Мальчишкой я залезал в отцовский сарай, и кошки терлись о мои ноги, мурлыкали, иногда прыгали мне на плечи. Точно так же кошки цеплялись за меня, когда я работал. Я не помню кличек кошек в детстве, они то появлялись, то пропадали, часто их давили коровы — нет, коровы делали это не нарочно, просто они были слишком велики, а кошки слишком малы. Но мне всегда нравилось находиться с кошками рядом. Вы, наверное, будете смеяться, но...
Гарни понизил голос, несмотря на то что рядом с нами не было никого, кроме нарисованного Малыша на стене сарая.
— Когда я был молодым и даже не очень молодым, у меня была мечта. Я хотел стать маленьким, как кошка, хотя бы на один вечер. Чтобы я мог понежиться вместе с другими кошками, чтобы нас было пять или шесть и все мы были бы примерно одного размера, и мы бы вместе мурлыкали, они бы лизали мне мордочку, и мы бы терлись друг о друга, а потом спали бы прижавшись. Когда у человека бессонница, нет ничего лучше кошки, урчащей под ухом. Это правда. Никакие таблетки не нужны, если рядом есть кошка.
Вот поэтому я и согласился на работу у Каца, когда услышал о ней, несмотря на то что я все-таки побаивался высоты. К тому же Великая Депрессия была хорошей мотивацией, но
мимо имени Кац, созвучного слову «кошка», было трудно пройти... к тому же им было до лампочки, что я вытворял с их рекламой.
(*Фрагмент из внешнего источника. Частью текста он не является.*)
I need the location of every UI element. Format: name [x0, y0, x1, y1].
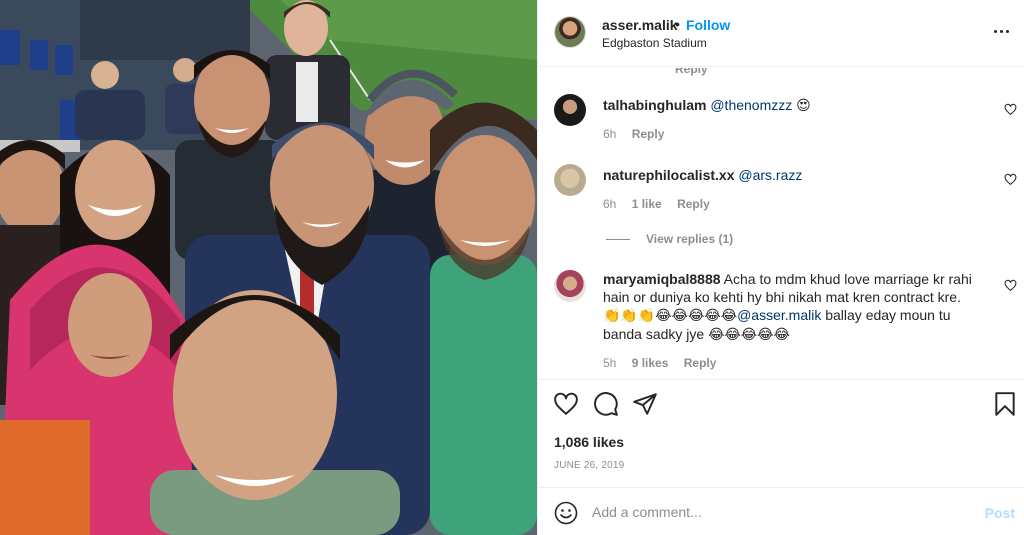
post-date[interactable]: JUNE 26, 2019	[554, 460, 624, 471]
selfie-illustration	[0, 0, 537, 535]
comment-mention[interactable]: @ars.razz	[738, 167, 802, 183]
comment-meta: 6h Reply	[603, 127, 676, 141]
view-replies-label[interactable]: View replies (1)	[646, 232, 733, 246]
partial-reply-link[interactable]: Reply	[675, 68, 708, 76]
separator-dot: •	[675, 16, 680, 32]
comment-mention[interactable]: @thenomzzz	[710, 97, 792, 113]
comment-emoji: 😂😂😂😂😂	[708, 327, 790, 343]
follow-button[interactable]: Follow	[686, 17, 730, 33]
comment-username[interactable]: talhabinghulam	[603, 97, 706, 113]
commenter-avatar[interactable]	[554, 270, 586, 302]
post-sidebar: asser.malik • Follow Edgbaston Stadium R…	[537, 0, 1024, 535]
comment-time[interactable]: 6h	[603, 197, 616, 211]
commenter-avatar[interactable]	[554, 94, 586, 126]
comment-emoji: 😍	[796, 98, 811, 114]
post-comment-button[interactable]: Post	[985, 505, 1015, 521]
author-username[interactable]: asser.malik	[602, 17, 678, 33]
share-icon[interactable]	[632, 391, 658, 417]
comment-username[interactable]: naturephilocalist.xx	[603, 167, 734, 183]
likes-count[interactable]: 1,086 likes	[554, 434, 624, 450]
more-options-icon[interactable]	[993, 22, 1011, 40]
comment-meta: 6h 1 like Reply	[603, 197, 722, 211]
like-comment-heart-icon[interactable]	[1004, 173, 1017, 186]
post-location[interactable]: Edgbaston Stadium	[602, 36, 707, 50]
comment-likes[interactable]: 9 likes	[632, 356, 669, 370]
comment-mention[interactable]: @asser.malik	[737, 307, 821, 323]
view-replies-button[interactable]: View replies (1)	[606, 232, 733, 246]
like-comment-heart-icon[interactable]	[1004, 279, 1017, 292]
comment-likes[interactable]: 1 like	[632, 197, 662, 211]
post-header: asser.malik • Follow Edgbaston Stadium	[538, 0, 1024, 67]
comment-body: talhabinghulam @thenomzzz 😍	[603, 96, 978, 115]
comment-username[interactable]: maryamiqbal8888	[603, 271, 721, 287]
comment-meta: 5h 9 likes Reply	[603, 356, 728, 370]
heart-icon[interactable]	[553, 391, 579, 417]
comment-icon[interactable]	[593, 391, 619, 417]
comment-input[interactable]	[592, 500, 962, 524]
comment-time[interactable]: 6h	[603, 127, 616, 141]
bookmark-icon[interactable]	[992, 391, 1018, 417]
replies-divider	[606, 239, 630, 241]
add-comment-bar: Post	[538, 487, 1024, 535]
comment-emoji: 👏👏👏😂😂😂😂😂	[603, 308, 738, 324]
post-photo[interactable]	[0, 0, 537, 535]
emoji-picker-icon[interactable]	[554, 501, 578, 525]
author-avatar[interactable]	[554, 16, 586, 48]
comment-body: naturephilocalist.xx @ars.razz	[603, 166, 978, 184]
commenter-avatar[interactable]	[554, 164, 586, 196]
comment-body: maryamiqbal8888 Acha to mdm khud love ma…	[603, 270, 978, 344]
reply-button[interactable]: Reply	[684, 356, 717, 370]
reply-button[interactable]: Reply	[632, 127, 665, 141]
like-comment-heart-icon[interactable]	[1004, 103, 1017, 116]
post-actions: 1,086 likes JUNE 26, 2019	[538, 379, 1024, 487]
comments-list[interactable]: Reply talhabinghulam @thenomzzz 😍 6h Rep…	[538, 68, 1024, 378]
reply-button[interactable]: Reply	[677, 197, 710, 211]
comment-time[interactable]: 5h	[603, 356, 616, 370]
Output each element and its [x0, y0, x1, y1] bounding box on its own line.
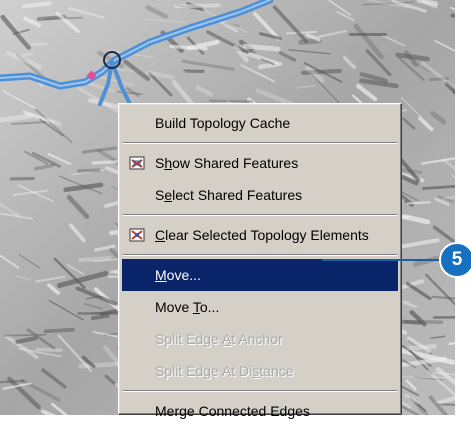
menu-item-label: Move... [155, 267, 201, 283]
menu-item-select-shared-features[interactable]: Select Shared Features [122, 179, 398, 211]
relief-stroke [79, 170, 99, 171]
relief-stroke [37, 350, 61, 351]
relief-stroke [453, 16, 455, 17]
menu-item-label: Select Shared Features [155, 187, 302, 203]
relief-stroke [93, 316, 108, 318]
clear-topology-icon [129, 227, 145, 243]
menu-item-clear-selected-topology-elements[interactable]: Clear Selected Topology Elements [122, 219, 398, 251]
menu-separator [123, 142, 397, 144]
relief-stroke [46, 330, 73, 331]
relief-stroke [33, 44, 47, 45]
menu-item-split-edge-at-anchor: Split Edge At Anchor [122, 323, 398, 355]
menu-item-label: Clear Selected Topology Elements [155, 227, 369, 243]
relief-stroke [210, 101, 252, 102]
callout-leader-line [322, 259, 445, 261]
menu-item-label: Move To... [155, 299, 219, 315]
relief-stroke [176, 5, 218, 6]
step-number-badge: 5 [439, 242, 471, 278]
relief-stroke [184, 70, 204, 71]
relief-stroke [408, 202, 430, 203]
relief-stroke [11, 178, 33, 179]
menu-item-merge-connected-edges[interactable]: Merge Connected Edges [122, 395, 398, 427]
relief-stroke [5, 335, 45, 336]
menu-item-build-topology-cache[interactable]: Build Topology Cache [122, 107, 398, 139]
menu-item-label: Merge Connected Edges [155, 403, 310, 419]
menu-item-split-edge-at-distance: Split Edge At Distance [122, 355, 398, 387]
menu-item-label: Build Topology Cache [155, 115, 290, 131]
relief-stroke [245, 46, 278, 49]
relief-stroke [171, 46, 206, 48]
menu-separator [123, 214, 397, 216]
menu-separator [123, 390, 397, 392]
menu-item-label: Show Shared Features [155, 155, 298, 171]
menu-item-show-shared-features[interactable]: Show Shared Features [122, 147, 398, 179]
relief-stroke [24, 3, 50, 6]
menu-item-move-to[interactable]: Move To... [122, 291, 398, 323]
menu-item-label: Split Edge At Anchor [155, 331, 283, 347]
menu-separator [123, 254, 397, 256]
menu-item-move[interactable]: Move... [122, 259, 398, 291]
menu-item-label: Split Edge At Distance [155, 363, 294, 379]
relief-stroke [409, 346, 435, 348]
show-shared-features-icon [129, 155, 145, 171]
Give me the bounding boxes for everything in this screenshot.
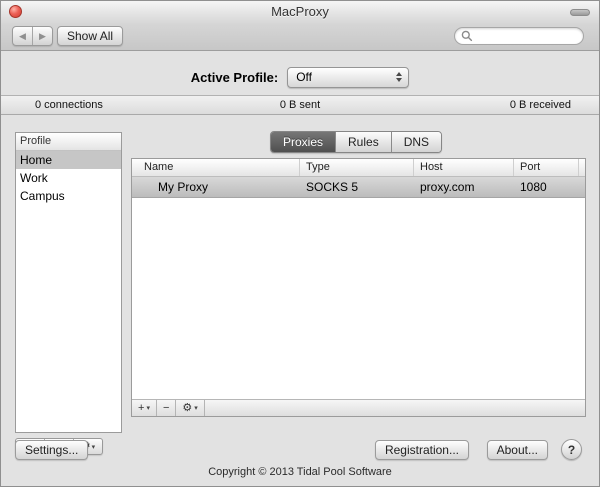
active-profile-label: Active Profile: <box>190 69 279 85</box>
help-button[interactable]: ? <box>561 439 582 460</box>
bytes-sent: 0 B sent <box>279 99 321 111</box>
chevron-down-icon: ▾ <box>91 443 96 451</box>
cell-filler <box>579 177 585 197</box>
registration-button[interactable]: Registration... <box>374 440 469 460</box>
tab-proxies[interactable]: Proxies <box>271 132 336 152</box>
column-header-filler <box>579 159 585 176</box>
proxies-table: Name Type Host Port My Proxy SOCKS 5 pro… <box>131 158 586 417</box>
connections-count: 0 connections <box>35 99 103 111</box>
sidebar-item-home[interactable]: Home <box>16 151 121 169</box>
add-proxy-button[interactable]: + ▾ <box>132 400 157 416</box>
settings-button[interactable]: Settings... <box>15 440 89 460</box>
column-header-type[interactable]: Type <box>300 159 414 176</box>
about-button[interactable]: About... <box>486 440 548 460</box>
table-row[interactable]: My Proxy SOCKS 5 proxy.com 1080 <box>132 177 585 198</box>
column-header-host[interactable]: Host <box>414 159 514 176</box>
active-profile-value: Off <box>296 70 312 84</box>
sidebar-item-campus[interactable]: Campus <box>16 187 121 205</box>
cell-name: My Proxy <box>158 180 209 194</box>
forward-icon: ▶ <box>39 30 46 41</box>
window-title: MacProxy <box>271 4 329 19</box>
bytes-received: 0 B received <box>509 99 571 111</box>
popup-arrows-icon <box>396 72 403 82</box>
popup-up-arrow-icon <box>396 72 403 76</box>
popup-down-arrow-icon <box>396 78 403 82</box>
minus-icon: − <box>162 402 170 414</box>
back-button[interactable]: ◀ <box>13 27 32 45</box>
search-input[interactable] <box>477 29 577 43</box>
cell-host: proxy.com <box>420 180 475 194</box>
search-field[interactable] <box>454 27 584 45</box>
search-icon <box>461 30 473 42</box>
tab-group: Proxies Rules DNS <box>270 131 443 153</box>
status-bar: 0 connections 0 B sent 0 B received <box>1 95 599 115</box>
nav-segmented-control: ◀ ▶ <box>12 26 53 46</box>
table-header: Name Type Host Port <box>132 159 585 177</box>
tab-rules[interactable]: Rules <box>335 132 391 152</box>
proxy-actions-bar: + ▾ − ⚙ ▾ <box>132 399 585 416</box>
active-profile-popup[interactable]: Off <box>287 66 410 88</box>
cell-port: 1080 <box>520 180 547 194</box>
macproxy-window: MacProxy ◀ ▶ Show All Active Profile: Of… <box>0 0 600 487</box>
column-header-port[interactable]: Port <box>514 159 579 176</box>
remove-proxy-button[interactable]: − <box>157 400 177 416</box>
gear-icon: ⚙ <box>182 401 193 414</box>
proxy-gear-button[interactable]: ⚙ ▾ <box>176 400 205 416</box>
back-icon: ◀ <box>19 30 26 41</box>
forward-button[interactable]: ▶ <box>32 27 52 45</box>
chevron-down-icon: ▾ <box>146 405 150 412</box>
tab-dns[interactable]: DNS <box>390 132 442 152</box>
profile-list: Profile Home Work Campus <box>15 132 122 433</box>
toolbar-toggle-button[interactable] <box>570 9 590 16</box>
active-profile-row: Active Profile: Off <box>1 65 599 89</box>
plus-icon: + <box>138 402 145 414</box>
column-header-name[interactable]: Name <box>132 159 300 176</box>
chevron-down-icon: ▾ <box>194 405 198 412</box>
copyright-text: Copyright © 2013 Tidal Pool Software <box>208 466 392 478</box>
toolbar: ◀ ▶ Show All <box>1 23 599 51</box>
sidebar-item-work[interactable]: Work <box>16 169 121 187</box>
show-all-button[interactable]: Show All <box>57 26 124 46</box>
profile-list-header[interactable]: Profile <box>16 133 121 151</box>
cell-type: SOCKS 5 <box>306 180 359 194</box>
title-bar[interactable]: MacProxy <box>1 1 599 23</box>
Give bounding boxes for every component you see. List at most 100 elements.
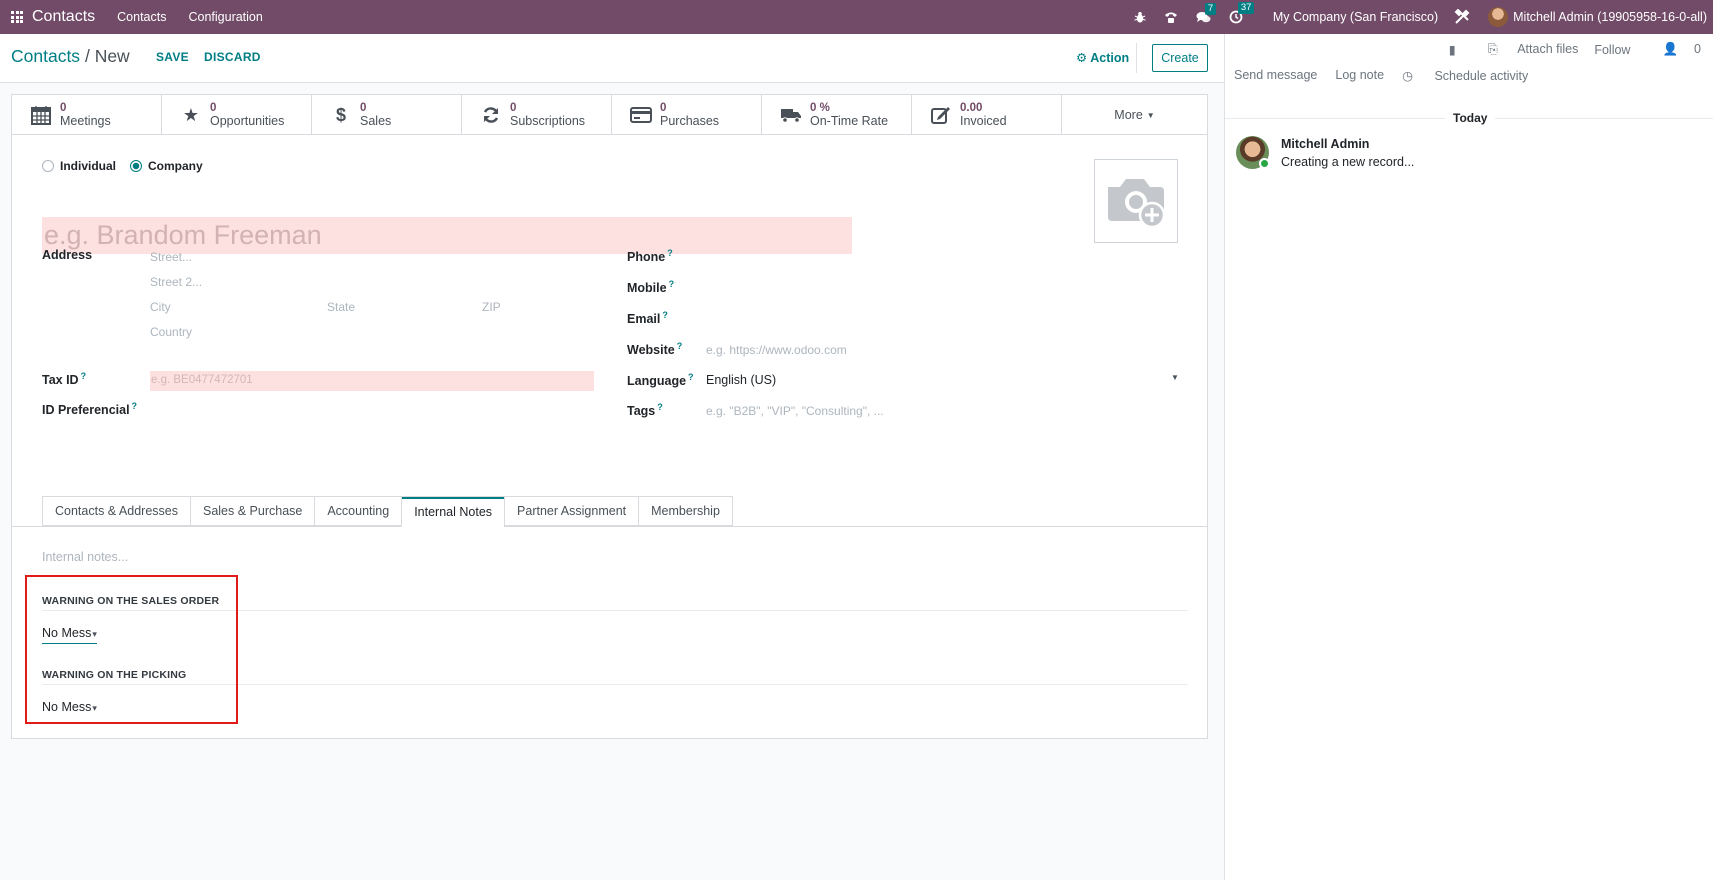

Мне стало смешно, когда телевизионщики начали мне задавать вопросы типа «рисовал ли я маленьких девочек в детстве»...
Слова Гарни заставили вспомнить об альбоме с его работами, который лежал у меня в багажнике (это был альбом, который я использовал в качестве справочника, особенно когда я собирался фотографировать очередной сарай, который, возможно, снимал раньше в другом освещении или при других погодных условиях), я вышел из машины и направился к багажнику, в то время как Гарни продолжал говорить о «молокососах-журналистах», которые брали у него интервью целых три минуты.
— ...Они даже не спросили меня, как звали кошек, как будто для них это не имело значения...
— А это что за маленькие киски? — спросил я, наткнувшись в альбоме на фотографию одного из самых детальных рекламных плакатов: четыре котенка лежали рядком в колыбельке из соломы, их смешные маленькие мордочки были вытянуты, и казалось, что стоит сделать еще один шаг, и они спрячутся в солому. Это были настоящие дворовые котята, даже если не принимать во внимание солому, они совершенно не были похожи на типичных котят с рождественских открыток или слащавых картинок, выставляемых художниками на Медисон-авеню, настоящие беспризорные котята из тех, к которым иногда удается подкрасться и потрогать, прежде чем они убегут в дальний угол пахнущего навозом сарая, в котором они родились. Такие котята обычно вырастают худющими длиннохвостыми созданиями, крадущимися как тени или появляющимися неожиданно за спиной и грозящими вонзить вам в ботинок коготь, прежде чем убежать. Такие кошки обычно быстро взрослеют и к трем годам ходят с отвисшим животом.